Chan brushed slowly with a light pinch on Minho's chin. Back to circles that were gentle, but these were also small. He brushed crooked front teeth, the sides, the backs, his tongue, and every little tooth in there. Minho never really looked anywhere in particular. He didn't stare up at Chan or go unfocused on the floor. His gaze just blanked at wherever his eyes already were.
He paused every few moments just to check because it's different when someone else cleans your teeth. "Doing okay?" A little nod was every single reply.
As they finished, he handed Minho a small cup of water. "Swish." Minho managed that himself, and Chan always thought it was because no one else could swish for him. He spat it back into the cup so Chan could dump it out and leaned heavily against the back of the toilet.
"All done," he announced. "No more washing up because you're all clean." Chan wiped a stray bit of toothpaste from the corner of his mouth with his thumb. "Ah, there. Now we're all done."
Minho's eyes followed the movement and continued to as Chan wiped the excess on a bit of toilet paper. Very quietly, he spoke. "Thank you."
Those words always caught Chan off guard. It wasn't because Minho was an ungrateful person; he said thank you a lot whenever Chan did something nice for him and expressed gratitude in other, less verbal ways. They caught him off guard because Minho tended to save his energy for things he considered absolutely necessary. Chan didn't classify being thanked for brushing his teeth as absolutely necessary, but Minho did.
Chan leaned in to press a soft kiss to his forehead that Minho subconsciously leaned into. "You don't have to thank me," he told him. If it were like that, then Minho would be constantly saying thank you for the rest of the day.
"I know." But he wanted to.
Chan gave him another kiss on his temple. "I like taking care of you." Especially when you can't take care of yourself, was the part he always omitted. He didn't think Minho would like hearing that. He thought it would only make him feel worse and more like a burden if Chan said that part even if Minho already knew it.
"I know." But he decided not to ask him to. He decided not to text Chan on the second day .
One more kiss. This one pressed to his cheek. "And I like kissing you." That earned him the faintest upward twitch at one corner of Minho's mouth. More slivers of him peeked through the fog. "Mhm, there you are."
Choices were easier than open-ended questions in a state like this. Minho needed 'this or that' and 'yes or no' type questions. If Minho could not easily nod or shake his head or point his answer, then it wasn't a good thing to ask. So, instead of asking Minho what he wanted to wear, Chan held up two shirts he pulled from the closet.
"The black one?" and he shimmied the option. Or…"The blue one?" and he shimmied that one too. If Minho couldn't decide a question like that on his own, then Chan just chose for him and double checked that his decision was an okay one.

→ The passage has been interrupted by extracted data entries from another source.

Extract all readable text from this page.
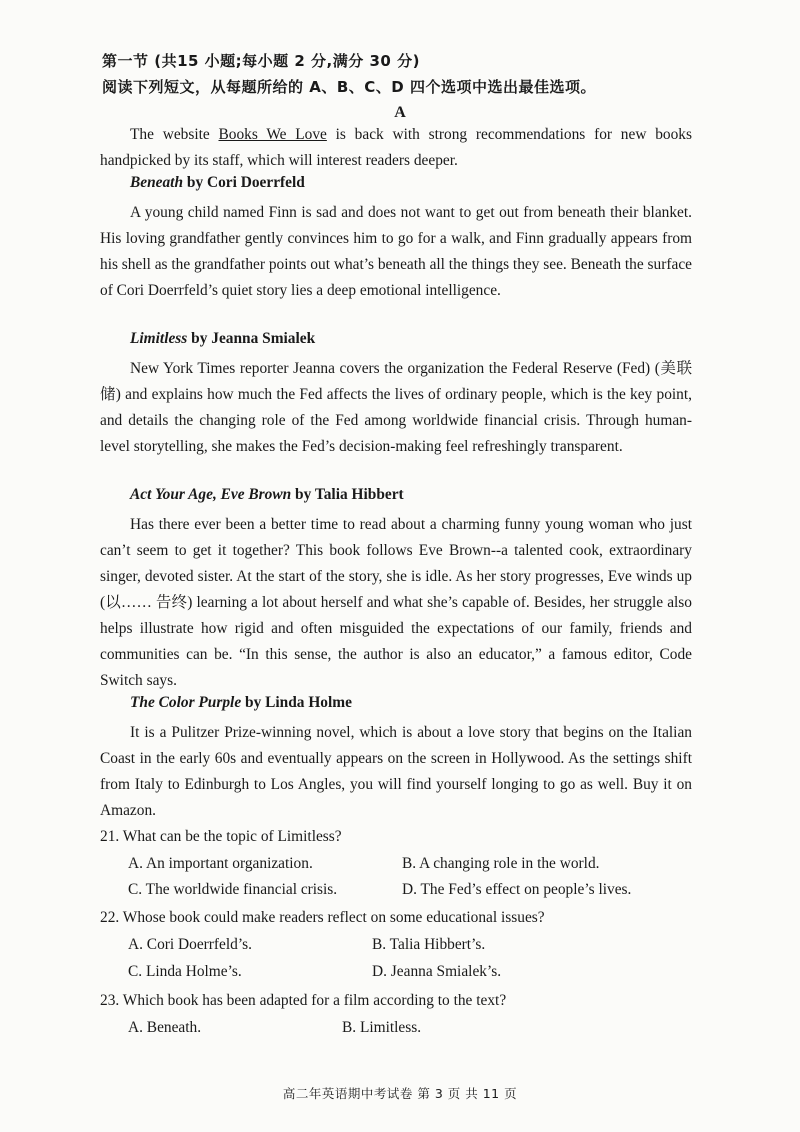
第一节 (共15 小题;每小题 2 分,满分 30 分)
阅读下列短文，从每题所给的 A、B、C、D 四个选项中选出最佳选项。
A

The website Books We Love is back with strong recommendations for new books handpicked by its staff, which will interest readers deeper.

Beneath by Cori Doerrfeld

A young child named Finn is sad and does not want to get out from beneath their blanket. His loving grandfather gently convinces him to go for a walk, and Finn gradually appears from his shell as the grandfather points out what’s beneath all the things they see. Beneath the surface of Cori Doerrfeld’s quiet story lies a deep emotional intelligence.

Limitless by Jeanna Smialek

New York Times reporter Jeanna covers the organization the Federal Reserve (Fed) (美联储) and explains how much the Fed affects the lives of ordinary people, which is the key point, and details the changing role of the Fed among worldwide financial crisis. Through human-level storytelling, she makes the Fed’s decision-making feel refreshingly transparent.

Act Your Age, Eve Brown by Talia Hibbert

Has there ever been a better time to read about a charming funny young woman who just can’t seem to get it together? This book follows Eve Brown--a talented cook, extraordinary singer, devoted sister. At the start of the story, she is idle. As her story progresses, Eve winds up (以…… 告终) learning a lot about herself and what she’s capable of. Besides, her struggle also helps illustrate how rigid and often misguided the expectations of our family, friends and communities can be. “In this sense, the author is also an educator,” a famous editor, Code Switch says.

The Color Purple by Linda Holme

It is a Pulitzer Prize-winning novel, which is about a love story that begins on the Italian Coast in the early 60s and eventually appears on the screen in Hollywood. As the settings shift from Italy to Edinburgh to Los Angles, you will find yourself longing to go as well. Buy it on Amazon.

21. What can be the topic of Limitless?
A. An important organization.	B. A changing role in the world.
C. The worldwide financial crisis.	D. The Fed’s effect on people’s lives.
22. Whose book could make readers reflect on some educational issues?
A. Cori Doerrfeld’s.	B. Talia Hibbert’s.
C. Linda Holme’s.	D. Jeanna Smialek’s.
23. Which book has been adapted for a film according to the text?
A. Beneath.	B. Limitless.
高二年英语期中考试卷 第 3 页 共 11 页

Minho looked between both shirts. He sat on the edge of the bed completely nude with his head hung forward and his hands once again dangled limply between his legs. He was present though. He was focused on his choices and actively listening.
"Black," he finally decided.
Black it was, then. Chan put the blue one back and shuffled over to inspect the clean sweatpants Minho had in his drawer. "The soft ones?" he asked with them pulled out. A nod. Socks now. "The fuzzy ones?" These sat above his ankles and warmed his toes. Another nod. "Underwear?" Because that was a 'yes or no' question, believe it or not. Minho decided no as he often did.

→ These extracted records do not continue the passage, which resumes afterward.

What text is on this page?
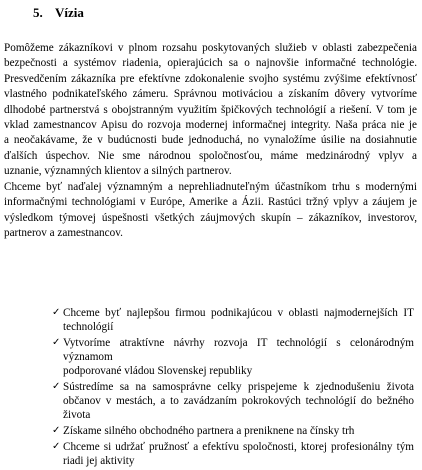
5. Vízia
Pomôžeme zákazníkovi v plnom rozsahu poskytovaných služieb v oblasti zabezpečenia
bezpečnosti a systémov riadenia, opierajúcich sa o najnovšie informačné technológie.
Presvedčením zákazníka pre efektívne zdokonalenie svojho systému zvýšime efektívnosť
vlastného podnikateľského zámeru. Správnou motiváciou a získaním dôvery vytvoríme
dlhodobé partnerstvá s obojstranným využitím špičkových technológií a riešení. V tom je
vklad zamestnancov Apisu do rozvoja modernej informačnej integrity. Naša práca nie je
a neočakávame, že v budúcnosti bude jednoduchá, no vynaložíme úsilie na dosiahnutie
ďalších úspechov. Nie sme národnou spoločnosťou, máme medzinárodný vplyv a
uznanie, významných klientov a silných partnerov.
Chceme byť naďalej významným a neprehliadnuteľným účastníkom trhu s modernými
informačnými technológiami v Európe, Amerike a Ázii. Rastúci tržný vplyv a záujem je
výsledkom týmovej úspešnosti všetkých záujmových skupín – zákazníkov, investorov,
partnerov a zamestnancov.
✓ Chceme byť najlepšou firmou podnikajúcou v oblasti najmodernejších IT
technológií
✓ Vytvoríme atraktívne návrhy rozvoja IT technológií s celonárodným významom
podporované vládou Slovenskej republiky
✓ Sústredíme sa na samosprávne celky prispejeme k zjednodušeniu života
občanov v mestách, a to zavádzaním pokrokových technológií do bežného
života
✓ Získame silného obchodného partnera a preniknene na čínsky trh
✓ Chceme si udržať pružnosť a efektívu spoločnosti, ktorej profesionálny tým
riadi jej aktivity
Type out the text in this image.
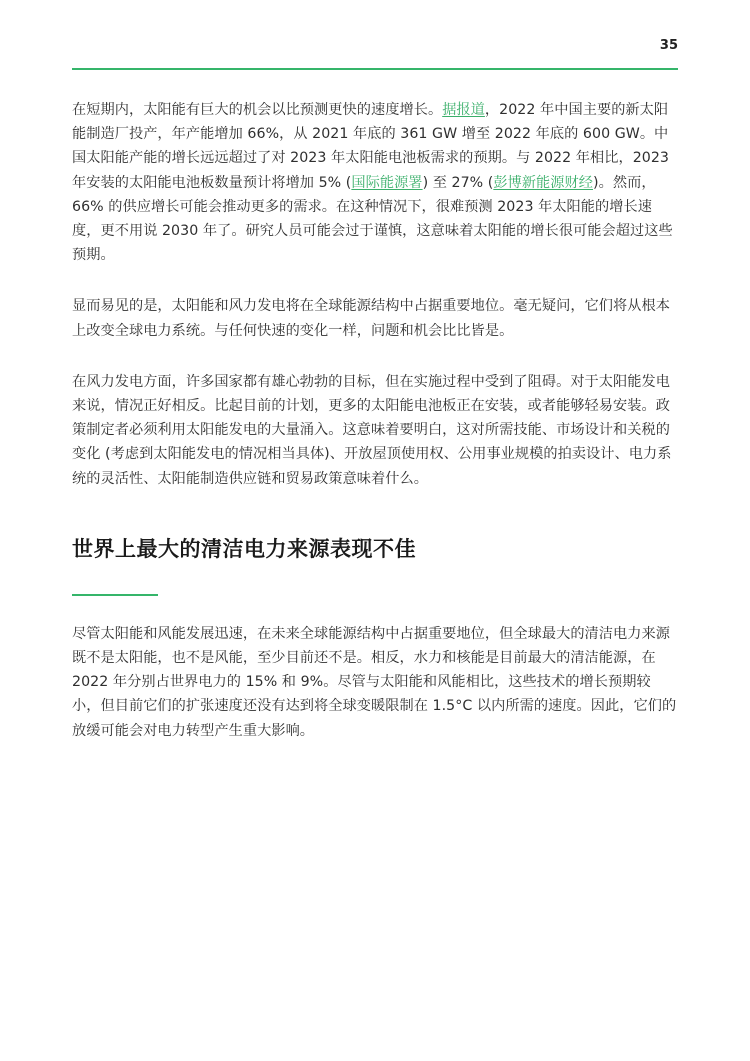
35

在短期内，太阳能有巨大的机会以比预测更快的速度增长。据报道，2022 年中国主要的新太阳能制造厂投产，年产能增加 66%，从 2021 年底的 361 GW 增至 2022 年底的 600 GW。中国太阳能产能的增长远远超过了对 2023 年太阳能电池板需求的预期。与 2022 年相比，2023 年安装的太阳能电池板数量预计将增加 5% (国际能源署) 至 27% (彭博新能源财经)。然而，66% 的供应增长可能会推动更多的需求。在这种情况下，很难预测 2023 年太阳能的增长速度，更不用说 2030 年了。研究人员可能会过于谨慎，这意味着太阳能的增长很可能会超过这些预期。

显而易见的是，太阳能和风力发电将在全球能源结构中占据重要地位。毫无疑问，它们将从根本上改变全球电力系统。与任何快速的变化一样，问题和机会比比皆是。

在风力发电方面，许多国家都有雄心勃勃的目标，但在实施过程中受到了阻碍。对于太阳能发电来说，情况正好相反。比起目前的计划，更多的太阳能电池板正在安装，或者能够轻易安装。政策制定者必须利用太阳能发电的大量涌入。这意味着要明白，这对所需技能、市场设计和关税的变化 (考虑到太阳能发电的情况相当具体)、开放屋顶使用权、公用事业规模的拍卖设计、电力系统的灵活性、太阳能制造供应链和贸易政策意味着什么。

世界上最大的清洁电力来源表现不佳

尽管太阳能和风能发展迅速，在未来全球能源结构中占据重要地位，但全球最大的清洁电力来源既不是太阳能，也不是风能，至少目前还不是。相反，水力和核能是目前最大的清洁能源，在 2022 年分别占世界电力的 15% 和 9%。尽管与太阳能和风能相比，这些技术的增长预期较小，但目前它们的扩张速度还没有达到将全球变暖限制在 1.5°C 以内所需的速度。因此，它们的放缓可能会对电力转型产生重大影响。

Chan asked if it was alright to help him get dressed after rolling some deodorant on his underarms. Sometimes Minho thought he could manage. Sometimes he didn't. This time, he accepted the help with another small nod. His limbs moved easily each time Chan maneuvered them to get an article on.
By the time Chan had finished helping him dress, Minho looked considerably more like himself. He still looked exhausted in that 'sleepy soul' kind of way. He still appeared a little hollow-eyed and held himself up like his body weighed too much. But he was clean now. He was warm and comfortable. His freshly washed hair fell softly over his forehead instead of sticking together in oily clumps.
The oversized gray sweatshirt Chan helped pull over his head swallowed him almost to his fingertips. It was, unsurprisingly, Chan's. "You stole this," he stated with fingers settling the hood in a way that wouldn't bother him. He found this in Minho's closet mixed in with other articles that had also mysteriously disappeared from his house.
"Borrowed," Minho clarified with a blank face.
Chan thought on it some more. "Pretty sure you've had it for at least six months," he finally concluded. It had been awhile since he saw this hoodie in his own laundry and that was probably why he hadn't recognized it right away. Minho wore this one so often that it sort of just became Minho's.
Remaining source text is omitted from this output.